Selama dua bulan penyerangan dilakukan berkali-kali namun gagal, banyak korban jatuh di pihak Paderi, Benteng Muara dan Benteng Bakkara tetap berdiri kokoh. Semua serangan dapat dihalau oleh pasukan Panglima Parultop Simbolon yang berkekuatan duapuluh ribu orang dengan parit-parit pelindung dan jebakan di luar dan dalam benteng.
Tuanku Rao memerintahkan menghentikan serangan atas Benteng Muara dan Benteng Bakkara sambil menunggu kedatangan senjata artileri dari Benteng Bonjol.

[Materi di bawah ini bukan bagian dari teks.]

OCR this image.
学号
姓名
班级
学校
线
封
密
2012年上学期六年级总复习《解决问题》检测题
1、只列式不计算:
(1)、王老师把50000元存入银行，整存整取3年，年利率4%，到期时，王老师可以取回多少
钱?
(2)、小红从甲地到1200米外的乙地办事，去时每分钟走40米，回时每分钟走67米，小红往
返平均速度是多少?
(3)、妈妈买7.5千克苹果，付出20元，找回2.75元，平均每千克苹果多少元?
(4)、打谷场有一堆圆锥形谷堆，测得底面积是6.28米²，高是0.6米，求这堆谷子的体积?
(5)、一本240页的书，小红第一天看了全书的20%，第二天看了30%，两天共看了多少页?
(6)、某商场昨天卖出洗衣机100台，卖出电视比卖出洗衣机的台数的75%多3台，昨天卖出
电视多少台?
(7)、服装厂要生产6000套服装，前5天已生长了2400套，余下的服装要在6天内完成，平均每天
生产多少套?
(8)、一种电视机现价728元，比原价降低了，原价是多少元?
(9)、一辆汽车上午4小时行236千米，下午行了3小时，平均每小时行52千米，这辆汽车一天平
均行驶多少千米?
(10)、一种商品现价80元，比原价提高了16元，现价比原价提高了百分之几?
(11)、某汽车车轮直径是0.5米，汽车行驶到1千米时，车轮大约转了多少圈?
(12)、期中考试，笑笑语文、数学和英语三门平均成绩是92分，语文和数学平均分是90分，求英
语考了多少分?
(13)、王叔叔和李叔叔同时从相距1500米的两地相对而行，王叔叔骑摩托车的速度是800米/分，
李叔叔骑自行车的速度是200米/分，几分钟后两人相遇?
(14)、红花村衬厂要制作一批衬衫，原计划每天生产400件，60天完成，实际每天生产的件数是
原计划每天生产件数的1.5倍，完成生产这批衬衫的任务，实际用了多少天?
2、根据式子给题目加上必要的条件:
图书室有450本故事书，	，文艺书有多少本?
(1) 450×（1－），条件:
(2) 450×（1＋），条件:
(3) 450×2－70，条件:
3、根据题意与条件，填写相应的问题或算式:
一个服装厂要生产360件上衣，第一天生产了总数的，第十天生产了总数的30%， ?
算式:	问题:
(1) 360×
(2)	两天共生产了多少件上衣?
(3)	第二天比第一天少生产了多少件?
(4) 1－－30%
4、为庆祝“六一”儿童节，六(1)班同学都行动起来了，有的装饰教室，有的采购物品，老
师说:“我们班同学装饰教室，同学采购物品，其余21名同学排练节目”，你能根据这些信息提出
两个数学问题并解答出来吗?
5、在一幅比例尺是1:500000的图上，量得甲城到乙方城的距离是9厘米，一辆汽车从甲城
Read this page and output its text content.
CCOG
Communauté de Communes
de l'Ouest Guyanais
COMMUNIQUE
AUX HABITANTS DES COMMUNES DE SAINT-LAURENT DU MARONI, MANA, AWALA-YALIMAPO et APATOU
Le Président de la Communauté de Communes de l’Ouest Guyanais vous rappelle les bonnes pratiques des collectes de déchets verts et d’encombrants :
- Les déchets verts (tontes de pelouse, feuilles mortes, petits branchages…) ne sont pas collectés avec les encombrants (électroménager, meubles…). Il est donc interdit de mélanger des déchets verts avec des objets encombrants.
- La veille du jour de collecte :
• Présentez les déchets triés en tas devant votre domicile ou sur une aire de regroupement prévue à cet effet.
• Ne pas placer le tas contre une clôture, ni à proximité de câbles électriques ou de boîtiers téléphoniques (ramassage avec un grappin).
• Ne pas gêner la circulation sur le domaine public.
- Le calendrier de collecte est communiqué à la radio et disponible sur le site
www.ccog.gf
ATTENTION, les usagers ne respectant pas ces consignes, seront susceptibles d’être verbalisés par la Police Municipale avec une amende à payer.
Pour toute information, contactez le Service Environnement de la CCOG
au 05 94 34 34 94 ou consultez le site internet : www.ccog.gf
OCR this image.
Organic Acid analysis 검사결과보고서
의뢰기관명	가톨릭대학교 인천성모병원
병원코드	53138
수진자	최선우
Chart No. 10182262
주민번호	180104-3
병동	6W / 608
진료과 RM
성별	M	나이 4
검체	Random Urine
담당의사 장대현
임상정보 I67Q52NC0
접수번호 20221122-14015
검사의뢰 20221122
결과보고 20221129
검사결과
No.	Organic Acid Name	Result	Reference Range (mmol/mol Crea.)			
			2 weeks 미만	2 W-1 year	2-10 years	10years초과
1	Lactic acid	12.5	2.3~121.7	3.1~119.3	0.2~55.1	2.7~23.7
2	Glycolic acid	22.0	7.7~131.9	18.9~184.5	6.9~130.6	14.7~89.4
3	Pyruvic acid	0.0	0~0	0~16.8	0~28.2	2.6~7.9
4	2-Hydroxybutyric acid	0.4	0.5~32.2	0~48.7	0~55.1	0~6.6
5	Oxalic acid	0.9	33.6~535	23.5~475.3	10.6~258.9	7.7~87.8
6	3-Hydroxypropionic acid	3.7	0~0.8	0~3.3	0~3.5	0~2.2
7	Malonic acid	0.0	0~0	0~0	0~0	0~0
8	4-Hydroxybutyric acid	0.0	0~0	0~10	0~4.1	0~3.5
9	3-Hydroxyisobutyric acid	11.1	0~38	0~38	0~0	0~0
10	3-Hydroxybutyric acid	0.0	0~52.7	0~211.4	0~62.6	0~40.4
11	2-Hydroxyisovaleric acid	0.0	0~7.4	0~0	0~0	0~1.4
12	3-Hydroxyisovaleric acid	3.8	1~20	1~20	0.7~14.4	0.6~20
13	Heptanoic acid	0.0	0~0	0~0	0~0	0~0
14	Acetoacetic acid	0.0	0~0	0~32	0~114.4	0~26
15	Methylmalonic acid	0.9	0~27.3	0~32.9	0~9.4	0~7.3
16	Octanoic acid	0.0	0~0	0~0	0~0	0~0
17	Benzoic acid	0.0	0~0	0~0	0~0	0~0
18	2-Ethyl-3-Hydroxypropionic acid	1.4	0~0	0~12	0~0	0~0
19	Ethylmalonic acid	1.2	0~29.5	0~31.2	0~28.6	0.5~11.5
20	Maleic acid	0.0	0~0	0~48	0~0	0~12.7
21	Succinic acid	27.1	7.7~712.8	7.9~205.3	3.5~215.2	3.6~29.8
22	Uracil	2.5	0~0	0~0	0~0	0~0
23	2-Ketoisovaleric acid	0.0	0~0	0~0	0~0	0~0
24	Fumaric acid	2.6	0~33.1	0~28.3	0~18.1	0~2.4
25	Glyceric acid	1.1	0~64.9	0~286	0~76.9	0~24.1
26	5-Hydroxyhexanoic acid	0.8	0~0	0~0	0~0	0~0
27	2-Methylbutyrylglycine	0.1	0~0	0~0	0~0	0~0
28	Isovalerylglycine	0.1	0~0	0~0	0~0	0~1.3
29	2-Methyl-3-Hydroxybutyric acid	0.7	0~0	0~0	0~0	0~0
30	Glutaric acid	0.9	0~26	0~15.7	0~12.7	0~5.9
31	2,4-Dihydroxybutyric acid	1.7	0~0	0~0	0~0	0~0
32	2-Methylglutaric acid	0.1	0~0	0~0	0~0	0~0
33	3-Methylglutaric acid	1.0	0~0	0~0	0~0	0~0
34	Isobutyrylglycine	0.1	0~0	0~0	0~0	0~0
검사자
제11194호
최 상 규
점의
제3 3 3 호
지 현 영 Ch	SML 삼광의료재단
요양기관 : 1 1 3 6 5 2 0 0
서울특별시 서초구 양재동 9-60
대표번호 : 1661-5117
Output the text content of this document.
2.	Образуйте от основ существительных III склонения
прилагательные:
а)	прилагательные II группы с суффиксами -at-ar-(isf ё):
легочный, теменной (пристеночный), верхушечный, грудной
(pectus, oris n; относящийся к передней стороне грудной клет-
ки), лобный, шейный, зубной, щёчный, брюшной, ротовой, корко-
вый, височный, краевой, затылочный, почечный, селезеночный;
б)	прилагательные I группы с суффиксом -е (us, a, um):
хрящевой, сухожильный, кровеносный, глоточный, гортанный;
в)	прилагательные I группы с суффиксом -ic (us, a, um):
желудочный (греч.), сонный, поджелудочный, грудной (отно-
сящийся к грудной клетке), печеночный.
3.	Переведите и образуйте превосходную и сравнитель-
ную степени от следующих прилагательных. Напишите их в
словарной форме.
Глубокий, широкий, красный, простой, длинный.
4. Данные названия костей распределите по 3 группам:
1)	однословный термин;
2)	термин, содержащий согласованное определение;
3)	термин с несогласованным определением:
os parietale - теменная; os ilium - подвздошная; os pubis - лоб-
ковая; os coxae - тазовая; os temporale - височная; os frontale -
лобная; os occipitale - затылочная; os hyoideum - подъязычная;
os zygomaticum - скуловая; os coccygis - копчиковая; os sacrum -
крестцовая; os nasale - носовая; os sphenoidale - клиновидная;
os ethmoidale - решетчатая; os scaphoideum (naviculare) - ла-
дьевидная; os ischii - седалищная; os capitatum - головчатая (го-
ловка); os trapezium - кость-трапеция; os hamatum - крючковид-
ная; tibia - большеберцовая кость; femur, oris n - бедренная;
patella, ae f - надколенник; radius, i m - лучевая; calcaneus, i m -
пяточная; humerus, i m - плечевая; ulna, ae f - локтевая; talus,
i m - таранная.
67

Setelah berbulan-bulan, tibalah senjata meriam artillery yang ditunggu-tunggu. Senjata Meriam tersebut adalah Field Artilery caliber 25 pounder 88 millimeter. Yaitu Meriam bekas tantara Napoleon yang dibeli dengan emas murni dari Internasional Arms Racket di Penang.
Meriam tersebut adalah senjata Artileri terbaik saat itu, sudah di gunakan dalam perang di berbagai negara seperti Moskow, Beresina dan dalam perang Waterlow.
Perintah serangan terhadap Benteng Muara dan Benteng Bakkara dikeluarkan lagi, namun kali ini dengan kekuatan Meriam-meriam artillery sebagai penghancur benteng dan perkubuan untuk membuka jalan bagi pasukan kavalery.
Dari Dataran Tinggi Humbang dan dari Pesisir Danau Toba dari jarak jauh, Meriam-meriam menembaki Benteng Muara dan Benteng Bakkara. Efeknya, Benteng Muara Hancur lebur tidak ada lagi celah untuk pasukan bertahan, tembakan kearah parit-parit pertahanan menjadikan lubang-lubang besar yang terbuka.
Serangan Meriam bekas Tentara Napoleon itu menghancurkan dan meratakan tanah dari Benteng Muara hingga Benteng Bakkara, menjadi jalan terbuka untuk masuknya penyerang kavalery.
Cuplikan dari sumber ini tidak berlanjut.